DEFINITION of 'Debt Relief'
The reorganization of debt in any shape or form, so as to provide the indebted party with a measure of relief, either fully or partially, from a huge debt burden. Debt relief can take a number of forms: reducing the outstanding principal amount (either partly or fully), lowering the interest rate on loans due, extending the term of the loan and so on.
Creditors may only be willing to consider debt relief measures when the repercussions of debt default by the indebted party or parties are perceived as being so severe that debt mitigation is a better alternative. Debt relief may be extended to any highly-indebted party, from individuals and small businesses, to large companies, municipalities and sovereign nations.

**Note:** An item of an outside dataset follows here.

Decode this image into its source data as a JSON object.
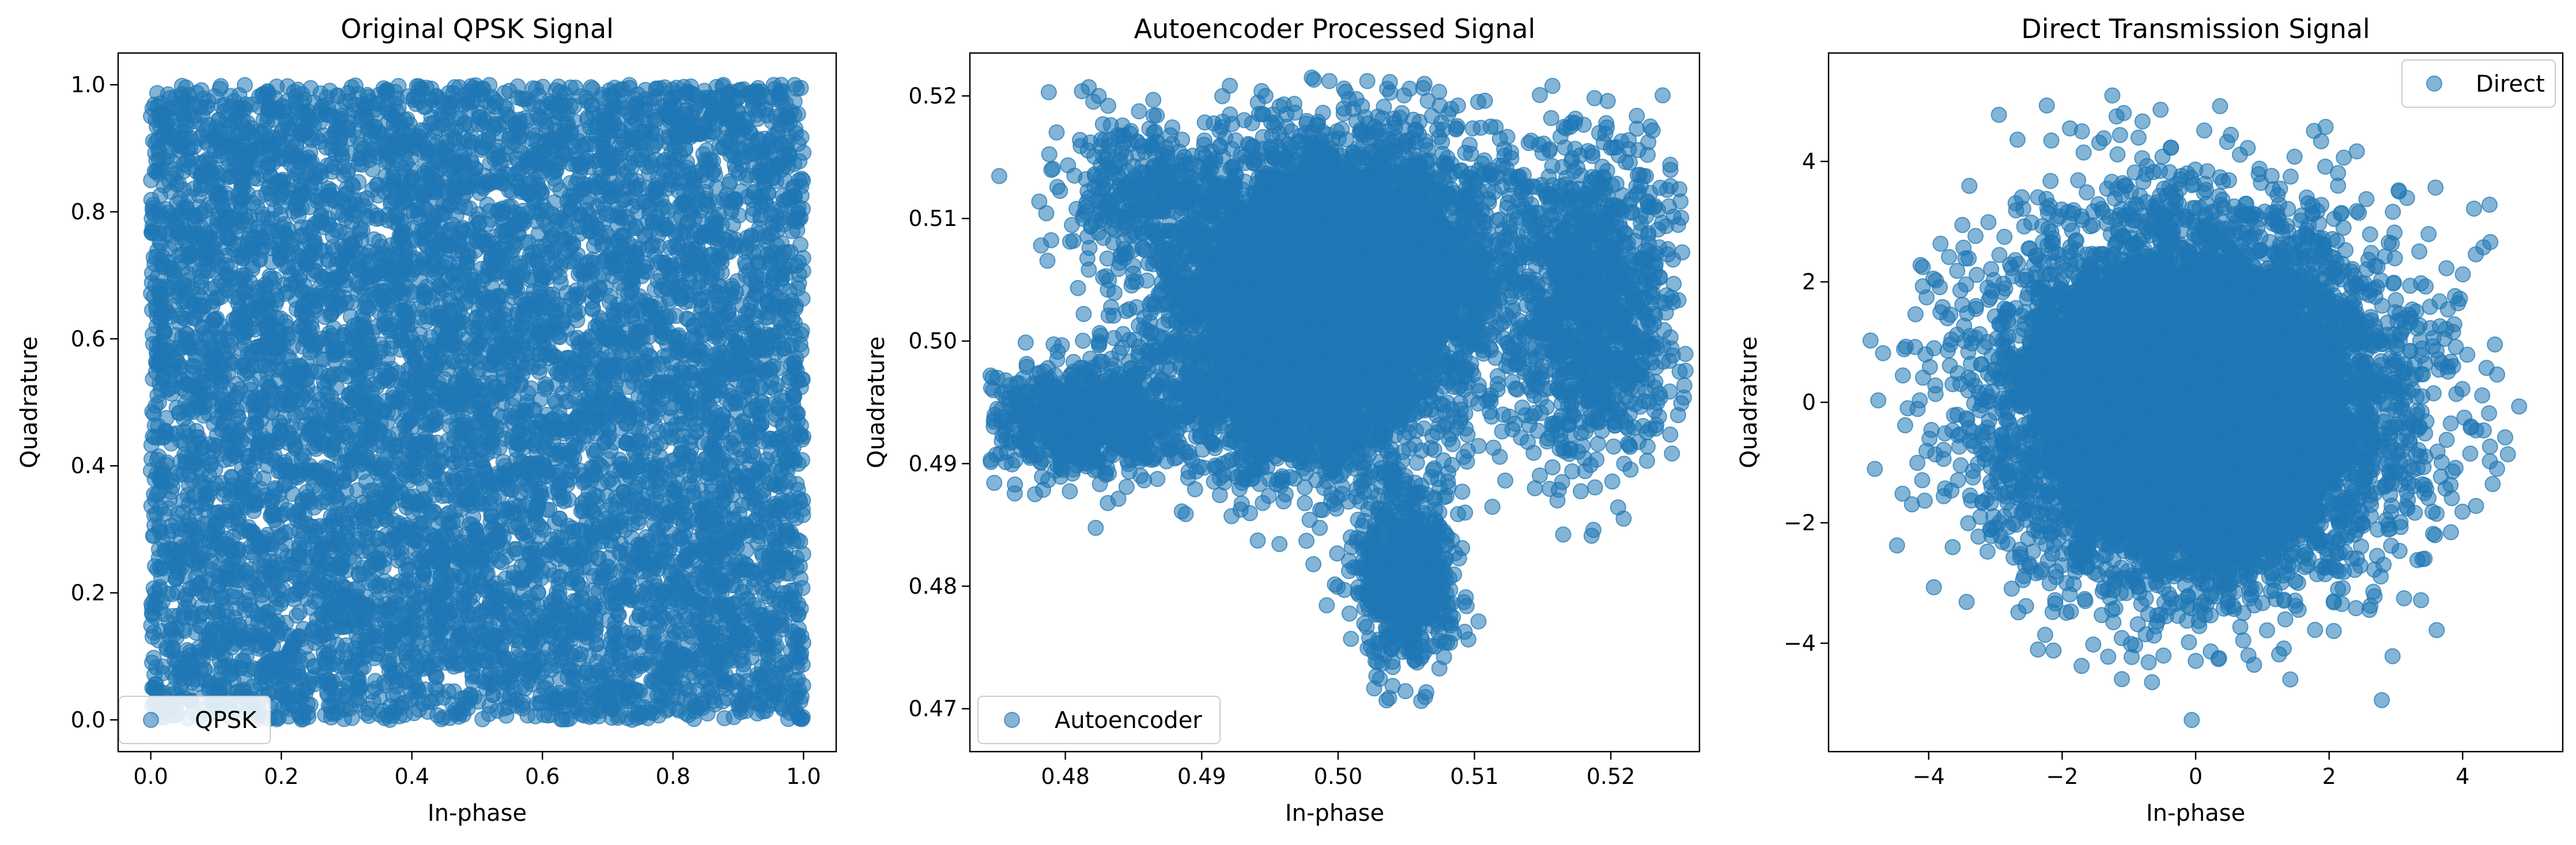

BREAKING DOWN 'Debt Relief'
The obvious drawbacks of debt relief are that it may encourage imprudent and reckless behavior by fiscally irresponsible parties, who may embark on borrowing sprees in the expectation that their creditors will eventually bail them out. In addition, creditors have to incur needless losses on debt relief measures through no fault of their own.
In a number of situations, however, debt relief may be the only alternative. For example, if a sovereign nation with a massive debt load is finding it difficult to service its borrowings, its creditors may be amenable to restructuring the debt and providing relief, rather than risk the nation defaulting on its obligations and increasing global systemic risk.